What is the seventh deadly dating sin for men?

    Published: 06-16-2009
    Views: 25,378
    Gloria MacDonald tells the seventh deadly dating sin for men.

    Gloria MacDonald

    Gloria MacDonald is the founder and President of Perfect Partners, The Personal Relationship Executive Search Firm, a highly successful, personalized matchmaking service. Gloria has interviewed hundreds and hundreds of single men and women and has introduced over 1500 couples. She is an expert in the field of dating and relationships, having appeared on a variety of TV and radio shows. She’s the co-author of the highly acclaimed book Laws of the Jungle: Dating for Women Over 40. She believes, and has seen through her work, that there is a perfect partner for anyone of us who truly desires to find that relationship, believes they can have it, and are willing to accept it. Gloria is an engaging and dynamic speaker and trainer who changes lives. Testimonials from people who have attended Gloria’s seminars: “Gloria uses her exceptional knowledge of real world dating and her unique and exciting style to inspire women to not give up. Truly a wonderful presenter. I would highly recommend anything she does now and in the future.” “This is the information single women and men have been waiting for.” “A truly engaging seminar. You are obviously an expert on the topic. Your knowledge, compassion, sensitivity and forthrightness was spiced with humour to create a clean and practical approach to relationship success.” “Attending your seminar has truly been an inspiration. YOU ARE AN AMAZING TRAINER!”

    Host: What is the seventh deadly dating sin for men?

    Gloria MacDonald: The final deadly dating sin is the sin of lack of perseverance, if the man doesn't jump through hoops for the woman, pursue her to the death, then forget it he is not deserving of her. Unfortunately women still want to be chased, they want to have the man pursue them again, it's just our models and at subconscious at some level and it just shows that the man is going to go to the n-th degree to protect her and provide for her. So obviously things have changed but it's hard for guys and I recognize this, but still women are wanting you to take the initiative.

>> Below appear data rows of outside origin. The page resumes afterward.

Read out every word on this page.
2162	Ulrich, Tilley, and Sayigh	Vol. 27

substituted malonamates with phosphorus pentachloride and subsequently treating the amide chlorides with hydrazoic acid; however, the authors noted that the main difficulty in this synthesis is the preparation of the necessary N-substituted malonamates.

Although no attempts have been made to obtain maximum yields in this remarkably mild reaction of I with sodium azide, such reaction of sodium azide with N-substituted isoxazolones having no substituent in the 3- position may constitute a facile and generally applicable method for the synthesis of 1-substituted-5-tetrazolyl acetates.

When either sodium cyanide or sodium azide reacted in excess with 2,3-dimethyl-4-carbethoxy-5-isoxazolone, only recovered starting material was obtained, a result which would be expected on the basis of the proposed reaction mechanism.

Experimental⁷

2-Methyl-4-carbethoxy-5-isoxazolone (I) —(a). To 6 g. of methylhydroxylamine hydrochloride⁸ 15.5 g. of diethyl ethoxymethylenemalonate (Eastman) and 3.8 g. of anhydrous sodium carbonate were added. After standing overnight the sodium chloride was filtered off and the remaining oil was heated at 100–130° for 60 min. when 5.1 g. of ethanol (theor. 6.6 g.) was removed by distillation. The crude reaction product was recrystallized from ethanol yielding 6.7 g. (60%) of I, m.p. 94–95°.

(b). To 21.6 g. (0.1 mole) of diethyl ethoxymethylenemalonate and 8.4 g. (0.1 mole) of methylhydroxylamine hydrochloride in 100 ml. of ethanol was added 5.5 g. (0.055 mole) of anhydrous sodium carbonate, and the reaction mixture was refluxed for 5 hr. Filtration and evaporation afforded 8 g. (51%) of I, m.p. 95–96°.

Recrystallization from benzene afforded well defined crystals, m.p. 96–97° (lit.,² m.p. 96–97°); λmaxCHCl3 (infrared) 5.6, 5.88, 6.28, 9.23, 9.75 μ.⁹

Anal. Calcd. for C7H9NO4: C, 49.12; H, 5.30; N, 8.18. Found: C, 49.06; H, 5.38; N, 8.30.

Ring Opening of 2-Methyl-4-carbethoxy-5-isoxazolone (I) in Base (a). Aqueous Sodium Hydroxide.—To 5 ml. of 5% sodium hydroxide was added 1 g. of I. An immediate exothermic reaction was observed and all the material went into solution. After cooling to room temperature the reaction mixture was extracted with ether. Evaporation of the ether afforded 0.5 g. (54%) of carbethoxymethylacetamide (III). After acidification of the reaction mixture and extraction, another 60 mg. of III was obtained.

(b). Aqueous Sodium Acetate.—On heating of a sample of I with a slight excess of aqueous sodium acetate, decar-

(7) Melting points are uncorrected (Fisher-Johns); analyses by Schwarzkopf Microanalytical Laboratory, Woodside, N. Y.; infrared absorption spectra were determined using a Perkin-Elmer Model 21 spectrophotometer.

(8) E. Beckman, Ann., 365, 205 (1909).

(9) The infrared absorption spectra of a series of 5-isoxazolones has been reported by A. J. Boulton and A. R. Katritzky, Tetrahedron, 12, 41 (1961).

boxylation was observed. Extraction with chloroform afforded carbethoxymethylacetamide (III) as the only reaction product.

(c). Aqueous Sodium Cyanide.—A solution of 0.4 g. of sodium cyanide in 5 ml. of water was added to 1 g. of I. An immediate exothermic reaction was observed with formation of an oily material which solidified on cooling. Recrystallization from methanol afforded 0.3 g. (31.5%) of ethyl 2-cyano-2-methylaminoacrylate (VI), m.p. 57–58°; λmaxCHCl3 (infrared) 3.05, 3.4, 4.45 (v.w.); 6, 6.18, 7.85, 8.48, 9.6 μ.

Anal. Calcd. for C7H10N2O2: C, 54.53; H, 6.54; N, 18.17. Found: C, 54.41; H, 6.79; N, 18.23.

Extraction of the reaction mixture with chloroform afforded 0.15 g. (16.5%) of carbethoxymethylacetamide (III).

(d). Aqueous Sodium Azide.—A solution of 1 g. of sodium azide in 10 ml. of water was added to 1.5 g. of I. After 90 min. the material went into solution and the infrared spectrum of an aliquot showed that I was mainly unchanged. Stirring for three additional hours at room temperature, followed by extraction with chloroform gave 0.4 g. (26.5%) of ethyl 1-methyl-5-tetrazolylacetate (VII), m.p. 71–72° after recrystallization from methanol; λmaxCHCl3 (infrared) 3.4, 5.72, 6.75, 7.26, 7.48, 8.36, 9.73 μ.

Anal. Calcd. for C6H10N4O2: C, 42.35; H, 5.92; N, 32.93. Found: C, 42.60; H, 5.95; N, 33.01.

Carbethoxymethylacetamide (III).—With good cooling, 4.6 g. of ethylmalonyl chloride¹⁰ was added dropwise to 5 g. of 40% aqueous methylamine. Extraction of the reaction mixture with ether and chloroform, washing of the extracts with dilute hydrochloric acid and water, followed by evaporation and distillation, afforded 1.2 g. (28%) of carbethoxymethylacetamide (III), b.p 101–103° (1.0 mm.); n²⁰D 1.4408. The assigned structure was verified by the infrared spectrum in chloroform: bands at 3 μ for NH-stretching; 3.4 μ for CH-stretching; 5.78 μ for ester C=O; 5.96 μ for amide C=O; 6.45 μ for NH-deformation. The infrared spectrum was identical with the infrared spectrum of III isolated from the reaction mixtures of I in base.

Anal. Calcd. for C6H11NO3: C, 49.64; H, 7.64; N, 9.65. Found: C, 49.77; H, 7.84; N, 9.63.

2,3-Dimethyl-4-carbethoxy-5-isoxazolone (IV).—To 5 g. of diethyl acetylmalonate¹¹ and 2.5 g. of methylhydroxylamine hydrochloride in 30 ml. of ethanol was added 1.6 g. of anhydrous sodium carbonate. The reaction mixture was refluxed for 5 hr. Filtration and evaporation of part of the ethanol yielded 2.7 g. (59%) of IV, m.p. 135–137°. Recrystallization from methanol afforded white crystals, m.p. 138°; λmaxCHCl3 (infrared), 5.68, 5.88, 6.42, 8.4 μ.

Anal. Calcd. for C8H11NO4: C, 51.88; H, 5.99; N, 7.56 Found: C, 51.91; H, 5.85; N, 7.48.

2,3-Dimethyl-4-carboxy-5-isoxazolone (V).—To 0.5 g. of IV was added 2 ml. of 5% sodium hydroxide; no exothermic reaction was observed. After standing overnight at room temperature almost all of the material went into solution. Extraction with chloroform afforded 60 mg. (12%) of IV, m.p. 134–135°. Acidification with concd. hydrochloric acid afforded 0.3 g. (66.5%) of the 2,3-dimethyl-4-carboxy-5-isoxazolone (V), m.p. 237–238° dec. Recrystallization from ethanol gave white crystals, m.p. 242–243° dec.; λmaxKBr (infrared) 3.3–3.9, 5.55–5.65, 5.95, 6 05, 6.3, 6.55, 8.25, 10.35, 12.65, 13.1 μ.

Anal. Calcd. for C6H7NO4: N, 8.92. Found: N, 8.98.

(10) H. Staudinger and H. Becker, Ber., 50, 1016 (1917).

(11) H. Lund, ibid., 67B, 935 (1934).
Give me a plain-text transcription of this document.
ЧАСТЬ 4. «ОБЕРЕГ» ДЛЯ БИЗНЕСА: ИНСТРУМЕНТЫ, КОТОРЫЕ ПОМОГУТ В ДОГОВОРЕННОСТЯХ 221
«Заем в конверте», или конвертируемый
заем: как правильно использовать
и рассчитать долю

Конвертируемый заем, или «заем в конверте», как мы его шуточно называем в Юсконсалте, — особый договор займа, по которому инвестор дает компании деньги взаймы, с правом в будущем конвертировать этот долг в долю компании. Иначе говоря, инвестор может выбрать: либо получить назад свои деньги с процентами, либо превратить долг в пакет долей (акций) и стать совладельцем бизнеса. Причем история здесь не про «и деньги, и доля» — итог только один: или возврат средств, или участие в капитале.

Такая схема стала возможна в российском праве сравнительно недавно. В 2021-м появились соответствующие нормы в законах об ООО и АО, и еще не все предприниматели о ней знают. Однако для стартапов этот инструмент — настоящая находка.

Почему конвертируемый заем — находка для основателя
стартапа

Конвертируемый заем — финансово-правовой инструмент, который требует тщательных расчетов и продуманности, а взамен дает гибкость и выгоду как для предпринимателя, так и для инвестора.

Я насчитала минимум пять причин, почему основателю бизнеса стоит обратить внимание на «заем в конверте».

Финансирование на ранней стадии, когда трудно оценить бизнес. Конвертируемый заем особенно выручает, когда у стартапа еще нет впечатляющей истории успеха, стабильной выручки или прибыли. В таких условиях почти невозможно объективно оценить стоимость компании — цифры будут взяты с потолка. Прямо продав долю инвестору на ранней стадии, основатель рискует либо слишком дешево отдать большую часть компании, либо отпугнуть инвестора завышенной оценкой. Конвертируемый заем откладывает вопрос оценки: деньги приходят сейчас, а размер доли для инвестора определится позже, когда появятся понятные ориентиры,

    So, after maybe you meet that first time, if it was a blind date and you have met for coffee or drinks or something, it's highly unlikely that the woman is going to call you and ask you out a second time, highly, highly, unlikely. Women still want you to take the initiative to call them and if you don't, and if you don't call soon, if you don't call within two or three days there interest starts going further and further and further down because subconsciously you are losing some of that ability to protect and provide for them. So, you are going to have to stick your necks out on the line, a little bit more, if you really want to be successful and you really want to find this woman and you are going to have to take the initiative initially to ask her out a second time, ask her out a third time and then after the third time, things should start working out and they should have just a natural flow. But there will be times when you are going to have to do maybe a little more pursuing than you would like to do. Guys trust me, if you have met a woman for the first time and if she is interested in you, even though you might not have a clue from what she said or did and that's possible that she is extremely interested in you and you don't have a clue because don't forget, she is nervous too, and she is not sure of your interest in her. Everybody is afraid of being rejected, so everybody's is going into say, I wonder if he is interested in me, oh I can't tell if she is interested in me and so there is this whole little thing going back and forth and the woman might think you are the greatest thing that she has ever met and you might not have a clue, but if she is interested in you, trust me, she has gone home, she has called four or five of her girl friends she said, Oh gosh I really liked him, Oh I thought he was so great.

    Now, he said this wau, do you think he will call me? Maybe I'll get an email from him tomorrow, do you think I will because you know when we were chatting, he said this and this and this, and so I think he might be interested in me, but I'm not sure, and trust me she is dying to hear from you. So, there is no such thing as calling too soon, and you know what even she is not sure a 100% if she is interested in you, if you call or email her the next day, you will all of a sudden go up a notch or two in her books and you know what if for any reason she wasn't interested in you, that's okay good for you that you gave her a try and the worse thing that's going to happen is she is going to flattered that you at least thought she was interesting and then you can move on and find just the right woman for you, go for it guys.